La mort devant soi : étude sur les perceptions de la fin de vie en France
La Mort devant soi : une exploration sociologique de la maladie, de la vieillesse et de la mort
L’enquête autobiographique de Rose-Marie Lagrave, intitulée La Mort devant soi, aborde la maladie, la vieillesse et la mort, des épreuves de la vie considérées comme universelles. Lagrave propose une réflexion sociologique et féministe sur ces événements inévitables, invitant chacun à envisager sa propre existence à travers le prisme de la socioanalyse. Cette approche vise à repolitiser les enjeux du care, du vieillissement et du système de santé publique.
L’autrice mêle descriptions sensibles et introspections réflexives pour interpréter des moments douloureux, tels que l’annonce d’une maladie grave, la perte d’autonomie d’une sœur et l’agonie du père de ses enfants. Ces expériences, vécues sur une période resserrée, sont consignées rapidement pour en faire un matériau empirique. Dans son précédent ouvrage, Se ressaisir, Lagrave voyait la vieillesse comme une phase émancipatrice. Aujourd’hui, elle met en évidence la dissonance entre l’élan vital et le lâcher-prise corporel, tout en soulignant l’indignité sociale envers les personnes âgées et le droit de chacun à choisir le moment et la manière de mourir lorsque la vie devient insupportable.

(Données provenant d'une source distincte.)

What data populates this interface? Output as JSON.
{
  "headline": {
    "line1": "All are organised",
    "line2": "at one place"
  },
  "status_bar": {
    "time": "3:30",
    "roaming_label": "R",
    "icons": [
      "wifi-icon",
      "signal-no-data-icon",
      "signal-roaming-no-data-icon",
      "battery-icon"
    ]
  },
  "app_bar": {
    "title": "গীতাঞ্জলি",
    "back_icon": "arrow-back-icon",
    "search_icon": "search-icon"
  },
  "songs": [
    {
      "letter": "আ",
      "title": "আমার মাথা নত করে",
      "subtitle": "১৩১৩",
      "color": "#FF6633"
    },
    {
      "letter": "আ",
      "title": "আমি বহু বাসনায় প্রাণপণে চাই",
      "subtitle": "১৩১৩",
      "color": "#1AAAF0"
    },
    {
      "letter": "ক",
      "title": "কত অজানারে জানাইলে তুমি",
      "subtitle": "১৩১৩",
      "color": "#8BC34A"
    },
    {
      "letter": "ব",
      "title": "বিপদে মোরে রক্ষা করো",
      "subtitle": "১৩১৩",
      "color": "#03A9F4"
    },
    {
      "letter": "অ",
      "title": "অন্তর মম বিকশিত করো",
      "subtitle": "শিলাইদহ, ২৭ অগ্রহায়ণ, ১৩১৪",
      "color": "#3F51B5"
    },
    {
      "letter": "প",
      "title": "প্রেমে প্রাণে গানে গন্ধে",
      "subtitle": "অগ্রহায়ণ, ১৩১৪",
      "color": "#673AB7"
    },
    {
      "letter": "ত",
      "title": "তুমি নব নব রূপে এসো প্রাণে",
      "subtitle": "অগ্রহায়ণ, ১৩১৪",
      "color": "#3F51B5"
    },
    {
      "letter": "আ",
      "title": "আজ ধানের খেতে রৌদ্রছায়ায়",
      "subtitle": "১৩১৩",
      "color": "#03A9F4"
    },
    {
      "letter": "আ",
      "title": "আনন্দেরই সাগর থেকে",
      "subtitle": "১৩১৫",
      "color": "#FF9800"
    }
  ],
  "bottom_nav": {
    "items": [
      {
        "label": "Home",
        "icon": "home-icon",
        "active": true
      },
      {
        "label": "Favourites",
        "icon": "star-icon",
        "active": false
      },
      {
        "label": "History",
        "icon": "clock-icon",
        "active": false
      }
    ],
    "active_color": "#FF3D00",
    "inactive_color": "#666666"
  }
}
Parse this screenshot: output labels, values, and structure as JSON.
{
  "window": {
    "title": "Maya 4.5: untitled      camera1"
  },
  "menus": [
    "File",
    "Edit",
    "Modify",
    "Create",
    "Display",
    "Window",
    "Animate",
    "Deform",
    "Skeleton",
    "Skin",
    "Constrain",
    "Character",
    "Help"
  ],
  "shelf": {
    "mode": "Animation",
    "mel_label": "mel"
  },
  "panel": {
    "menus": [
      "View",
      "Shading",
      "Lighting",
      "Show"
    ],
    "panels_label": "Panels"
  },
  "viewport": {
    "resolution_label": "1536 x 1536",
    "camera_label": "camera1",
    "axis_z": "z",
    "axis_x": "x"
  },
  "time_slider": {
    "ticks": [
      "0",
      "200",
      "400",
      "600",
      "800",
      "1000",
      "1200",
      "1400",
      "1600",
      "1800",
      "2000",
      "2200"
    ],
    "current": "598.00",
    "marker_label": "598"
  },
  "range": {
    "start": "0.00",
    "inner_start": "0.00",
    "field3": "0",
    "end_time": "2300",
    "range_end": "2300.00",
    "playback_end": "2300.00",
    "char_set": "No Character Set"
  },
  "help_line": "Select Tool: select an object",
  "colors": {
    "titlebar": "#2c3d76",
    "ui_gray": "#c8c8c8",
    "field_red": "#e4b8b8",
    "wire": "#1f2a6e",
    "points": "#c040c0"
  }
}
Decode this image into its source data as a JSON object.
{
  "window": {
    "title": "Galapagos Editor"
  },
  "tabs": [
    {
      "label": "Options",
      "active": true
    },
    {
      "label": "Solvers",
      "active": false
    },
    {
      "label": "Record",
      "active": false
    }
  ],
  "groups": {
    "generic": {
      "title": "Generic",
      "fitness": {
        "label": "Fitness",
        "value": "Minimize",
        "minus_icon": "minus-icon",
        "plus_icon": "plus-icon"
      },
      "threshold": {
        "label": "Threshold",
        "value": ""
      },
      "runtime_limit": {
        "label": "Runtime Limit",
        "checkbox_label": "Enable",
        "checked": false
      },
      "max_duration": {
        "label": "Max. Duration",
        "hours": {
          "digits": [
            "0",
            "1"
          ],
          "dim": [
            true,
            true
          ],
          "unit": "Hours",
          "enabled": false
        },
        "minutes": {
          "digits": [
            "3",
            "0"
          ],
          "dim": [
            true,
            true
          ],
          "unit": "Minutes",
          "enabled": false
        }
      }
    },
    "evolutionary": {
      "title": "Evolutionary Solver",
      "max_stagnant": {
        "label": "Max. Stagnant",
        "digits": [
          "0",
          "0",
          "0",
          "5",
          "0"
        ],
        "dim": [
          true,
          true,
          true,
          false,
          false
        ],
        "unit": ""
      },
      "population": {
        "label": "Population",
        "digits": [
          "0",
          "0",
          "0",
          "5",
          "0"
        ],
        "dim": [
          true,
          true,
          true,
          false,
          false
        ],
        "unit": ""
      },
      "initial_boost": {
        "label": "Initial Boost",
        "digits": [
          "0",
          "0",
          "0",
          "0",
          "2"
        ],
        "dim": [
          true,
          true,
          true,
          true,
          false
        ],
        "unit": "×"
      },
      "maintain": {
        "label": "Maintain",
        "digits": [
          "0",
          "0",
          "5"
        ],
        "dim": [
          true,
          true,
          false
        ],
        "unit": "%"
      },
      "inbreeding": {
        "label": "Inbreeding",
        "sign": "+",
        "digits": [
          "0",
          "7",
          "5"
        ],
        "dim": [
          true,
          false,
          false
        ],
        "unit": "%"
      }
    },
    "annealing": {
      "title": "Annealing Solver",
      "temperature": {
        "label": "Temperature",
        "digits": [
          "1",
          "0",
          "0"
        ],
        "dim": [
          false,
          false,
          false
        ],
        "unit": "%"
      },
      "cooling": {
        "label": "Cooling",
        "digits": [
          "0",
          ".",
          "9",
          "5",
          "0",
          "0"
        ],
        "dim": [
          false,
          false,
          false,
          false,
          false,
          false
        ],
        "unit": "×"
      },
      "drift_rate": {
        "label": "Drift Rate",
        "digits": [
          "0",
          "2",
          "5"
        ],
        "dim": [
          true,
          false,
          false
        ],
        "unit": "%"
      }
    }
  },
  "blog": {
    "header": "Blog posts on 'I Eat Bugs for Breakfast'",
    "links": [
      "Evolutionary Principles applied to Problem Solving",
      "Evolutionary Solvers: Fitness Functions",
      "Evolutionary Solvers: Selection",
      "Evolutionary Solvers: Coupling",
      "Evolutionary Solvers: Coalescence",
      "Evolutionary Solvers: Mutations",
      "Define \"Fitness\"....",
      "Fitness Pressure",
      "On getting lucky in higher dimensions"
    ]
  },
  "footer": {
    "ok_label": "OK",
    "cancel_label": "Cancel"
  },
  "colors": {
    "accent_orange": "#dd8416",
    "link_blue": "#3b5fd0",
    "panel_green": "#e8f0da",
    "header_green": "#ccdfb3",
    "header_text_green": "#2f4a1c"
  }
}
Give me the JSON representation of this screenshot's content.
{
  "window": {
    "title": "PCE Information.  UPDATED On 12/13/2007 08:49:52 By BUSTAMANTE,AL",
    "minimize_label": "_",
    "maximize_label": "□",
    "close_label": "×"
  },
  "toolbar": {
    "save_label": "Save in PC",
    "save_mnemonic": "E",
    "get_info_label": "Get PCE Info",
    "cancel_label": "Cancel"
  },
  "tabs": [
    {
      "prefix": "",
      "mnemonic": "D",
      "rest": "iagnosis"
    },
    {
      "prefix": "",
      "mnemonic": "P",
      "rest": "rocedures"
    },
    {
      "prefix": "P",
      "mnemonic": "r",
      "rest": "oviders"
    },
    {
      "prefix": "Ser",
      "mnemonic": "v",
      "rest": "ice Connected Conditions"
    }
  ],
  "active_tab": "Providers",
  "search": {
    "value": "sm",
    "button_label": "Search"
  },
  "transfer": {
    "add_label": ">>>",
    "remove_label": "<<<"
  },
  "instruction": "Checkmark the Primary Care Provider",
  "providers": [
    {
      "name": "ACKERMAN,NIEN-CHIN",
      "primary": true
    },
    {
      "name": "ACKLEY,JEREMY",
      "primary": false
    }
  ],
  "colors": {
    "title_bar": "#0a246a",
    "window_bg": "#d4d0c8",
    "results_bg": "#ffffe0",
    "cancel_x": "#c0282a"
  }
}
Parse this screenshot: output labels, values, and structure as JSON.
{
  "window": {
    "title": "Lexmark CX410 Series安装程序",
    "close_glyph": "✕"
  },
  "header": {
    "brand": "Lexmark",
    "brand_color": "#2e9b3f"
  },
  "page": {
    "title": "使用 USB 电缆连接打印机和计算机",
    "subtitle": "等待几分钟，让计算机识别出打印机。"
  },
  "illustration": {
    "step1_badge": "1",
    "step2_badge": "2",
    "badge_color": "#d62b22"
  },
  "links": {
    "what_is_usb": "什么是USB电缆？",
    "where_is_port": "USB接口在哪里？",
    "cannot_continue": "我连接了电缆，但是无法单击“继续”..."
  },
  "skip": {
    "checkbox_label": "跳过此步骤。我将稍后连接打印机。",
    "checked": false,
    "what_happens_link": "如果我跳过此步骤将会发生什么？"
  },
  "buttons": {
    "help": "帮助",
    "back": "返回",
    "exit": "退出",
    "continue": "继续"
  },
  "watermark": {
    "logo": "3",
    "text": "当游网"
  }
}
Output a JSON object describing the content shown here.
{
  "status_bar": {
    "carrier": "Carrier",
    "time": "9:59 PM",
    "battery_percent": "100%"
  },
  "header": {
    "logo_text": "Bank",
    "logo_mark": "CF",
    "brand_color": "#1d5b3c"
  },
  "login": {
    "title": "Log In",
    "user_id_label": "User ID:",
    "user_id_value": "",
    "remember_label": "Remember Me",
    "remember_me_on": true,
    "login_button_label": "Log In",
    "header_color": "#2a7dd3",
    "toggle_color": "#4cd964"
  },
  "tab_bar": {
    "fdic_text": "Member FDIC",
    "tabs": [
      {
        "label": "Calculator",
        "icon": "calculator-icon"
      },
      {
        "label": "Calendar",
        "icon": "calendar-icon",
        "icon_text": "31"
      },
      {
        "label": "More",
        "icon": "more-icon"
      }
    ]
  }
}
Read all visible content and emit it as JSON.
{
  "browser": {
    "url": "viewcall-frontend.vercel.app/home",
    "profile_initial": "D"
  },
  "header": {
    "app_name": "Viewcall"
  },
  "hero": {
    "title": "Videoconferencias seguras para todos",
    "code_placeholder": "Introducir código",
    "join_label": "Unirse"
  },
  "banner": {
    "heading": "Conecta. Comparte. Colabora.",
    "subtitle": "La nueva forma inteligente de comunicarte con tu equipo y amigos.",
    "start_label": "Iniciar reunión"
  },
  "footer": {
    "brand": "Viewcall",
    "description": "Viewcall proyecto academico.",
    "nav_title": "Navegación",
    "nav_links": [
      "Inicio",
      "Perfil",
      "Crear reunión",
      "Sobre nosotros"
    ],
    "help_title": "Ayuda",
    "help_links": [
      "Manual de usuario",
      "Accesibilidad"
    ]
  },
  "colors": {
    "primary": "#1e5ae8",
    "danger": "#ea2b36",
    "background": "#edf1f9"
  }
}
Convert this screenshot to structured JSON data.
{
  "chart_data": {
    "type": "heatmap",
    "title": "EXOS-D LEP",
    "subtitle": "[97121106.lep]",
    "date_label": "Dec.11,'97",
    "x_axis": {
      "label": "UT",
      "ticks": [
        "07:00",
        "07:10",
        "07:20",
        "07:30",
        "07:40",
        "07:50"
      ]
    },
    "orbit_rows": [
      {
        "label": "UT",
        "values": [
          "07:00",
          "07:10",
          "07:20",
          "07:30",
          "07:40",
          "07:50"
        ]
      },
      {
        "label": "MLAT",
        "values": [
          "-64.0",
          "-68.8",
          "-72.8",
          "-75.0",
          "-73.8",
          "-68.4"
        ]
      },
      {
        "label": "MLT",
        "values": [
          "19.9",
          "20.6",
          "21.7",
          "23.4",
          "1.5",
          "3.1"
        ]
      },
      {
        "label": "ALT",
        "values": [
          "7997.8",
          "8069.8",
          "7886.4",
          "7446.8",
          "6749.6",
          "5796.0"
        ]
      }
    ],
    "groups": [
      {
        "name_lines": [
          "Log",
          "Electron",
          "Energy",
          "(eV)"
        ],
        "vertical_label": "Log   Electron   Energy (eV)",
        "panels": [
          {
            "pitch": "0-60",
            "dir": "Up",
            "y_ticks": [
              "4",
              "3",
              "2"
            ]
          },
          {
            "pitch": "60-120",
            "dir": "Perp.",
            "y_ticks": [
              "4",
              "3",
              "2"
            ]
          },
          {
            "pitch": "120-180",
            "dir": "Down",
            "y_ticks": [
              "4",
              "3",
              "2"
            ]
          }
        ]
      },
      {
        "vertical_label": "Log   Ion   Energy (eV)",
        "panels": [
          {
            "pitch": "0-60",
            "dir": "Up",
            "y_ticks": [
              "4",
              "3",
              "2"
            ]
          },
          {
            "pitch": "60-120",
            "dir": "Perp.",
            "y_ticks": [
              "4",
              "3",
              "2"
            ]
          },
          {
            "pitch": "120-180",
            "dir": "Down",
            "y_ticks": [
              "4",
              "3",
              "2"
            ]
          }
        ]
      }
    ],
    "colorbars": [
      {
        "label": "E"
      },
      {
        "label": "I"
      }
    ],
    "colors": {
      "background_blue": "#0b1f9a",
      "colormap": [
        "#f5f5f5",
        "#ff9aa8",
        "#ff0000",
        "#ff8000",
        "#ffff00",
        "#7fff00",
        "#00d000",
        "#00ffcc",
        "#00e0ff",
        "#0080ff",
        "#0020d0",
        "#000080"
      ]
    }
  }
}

Lagrave mobilise un éventail d’approches issues des sciences sociales, de la littérature et du cinéma pour déconstruire les discours dominants sur la retraite, remettre en question l’injonction à « vieillir heureux » et aborder les tabous entourant le « droit à mourir ». En proposant une réflexion sur un enchevêtrement de faits sociaux et d’expériences vécues, son ouvrage permet de sortir la vieillesse et la maladie d’un discours angoissant lié à la mort.
Cette réflexion s’inscrit dans un contexte où la population vieillissante soulève des questions de santé publique et de politiques sociales. Selon l’INSEE, d’ici 2050, la part des personnes âgées de 65 ans et plus devrait atteindre 26% de la population française, rendant ainsi plus pressantes les discussions sur le vieillissement et les soins.
La publication de La Mort devant soi apparaît comme une contribution significative à ce débat, incitant à repenser les normes sociales et les attentes liées à la vieillesse et à la fin de vie.